Long synopsis for Simple Life

Rufus Wade is an advertising copywriter responsible for writing slogans for products such as Creamo custard, on which subject he remarks “How the hell can anyone get ideas about that muck?” On his twenty-ninth birthday Rufus decides that he hates the lifestyle he is trapped in and that a change is required. He wishes to swap his sedentary, urban existence for a more active, rural one. Having upset a potential client, Rufus chucks in his job. Later that evening he rows with his fiancée about his uncertain employment situation and walks out on her. He then gets drunk in a pub where he meets a couple of men who are about to drive a furniture van to St Ives overnight. Rufus hitches a lift with them, intending to move to Cornwall and begin living his ‘simple life’ there. But when the van breaks down next morning near Salisbury, Rufus, enchanted by the appearance of the surrounding countryside, decides that Salisbury Plain is every bit as good as St Ives for his purpose and continues his journey on foot. He arrives in a village called Leaford, where he tries and fails to find work as a farmhand but succeeds in seducing a woman after a dance. Rufus then sets out for a walk on the downs next morning. He becomes caught in a heavy snowstorm, loses his bearings and finally collapses with exhaustion in a snowdrift.

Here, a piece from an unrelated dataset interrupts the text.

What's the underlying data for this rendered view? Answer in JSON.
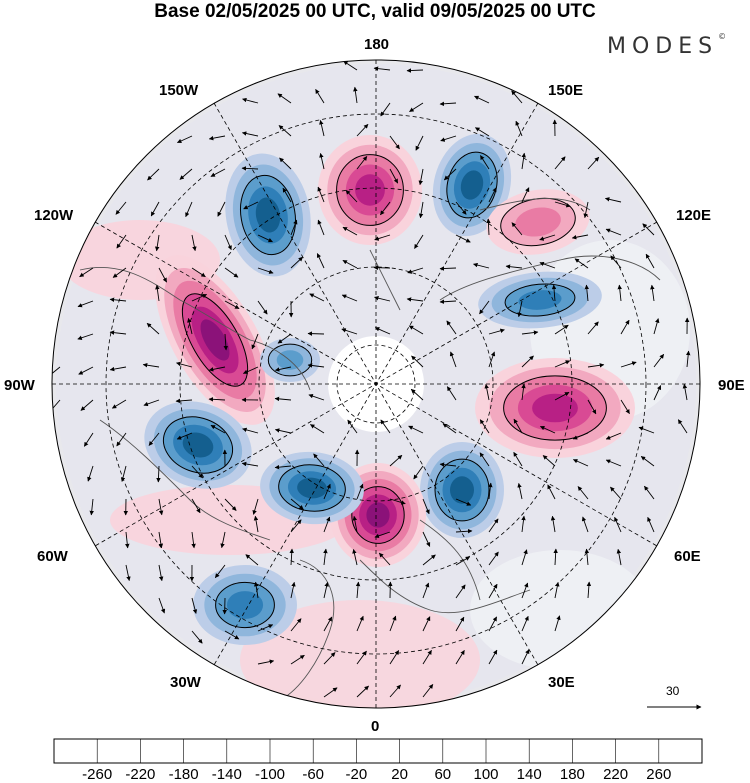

On waking up, Rufus finds himself at Three Trees Farm with a man called Pip Mendel, who had rescued him from the snow the night before. Mendel and his girlfriend Ruth are living the sort of life that Rufus is seeking, doing just as they please without paying attention to the clock or eating meals at set times and indulging in a range of physical pursuits, such as going for long walks, tobogganing, furniture-making and woodcarving. They allow Rufus to stay with them and for a while he is very happy, although Mendel points out that he is just conforming to their way of life:

“…you simply drop in and accept what we do exactly as you accepted what other people did in London.”

With some encouragement from Mendel, Rufus soon falls in love with Ruth, sleeps with her and starts trying to prise her away from the other man. After a gradual build-up of friction, Rufus and Mendel fight for Ruth’s affections. Although Mendel, the physically superior specimen, knocks Rufus out, he had earlier pretended to be beaten and refused to continue the fight. Rufus returns to Three Trees and triumphantly informs Ruth that Mendel is “Absolutely bogus all through. There isn’t a genuine thought or feeling or action in him. He’s just a cheat and a sham.” Ruth consents to run away to London to live with Rufus, who has decided to return to the world of advertising, but not before she has checked on Mendel, who has been missing since the punch-up. The pair of them find him sitting by a fire in a natural bowl-like amphitheatre on the Plain. Ruth then changes her mind about running away with Rufus, saying that she has long known that Mendel is a phoney (“Don’t you see that I’ve known all the time that he’s like that? That he’s always playing – never quite genuine – never quite honest with himself or me?”) but that he would be crushed if she told him so. Rufus leaves her to comfort the other man and sets off to catch the first train back to London.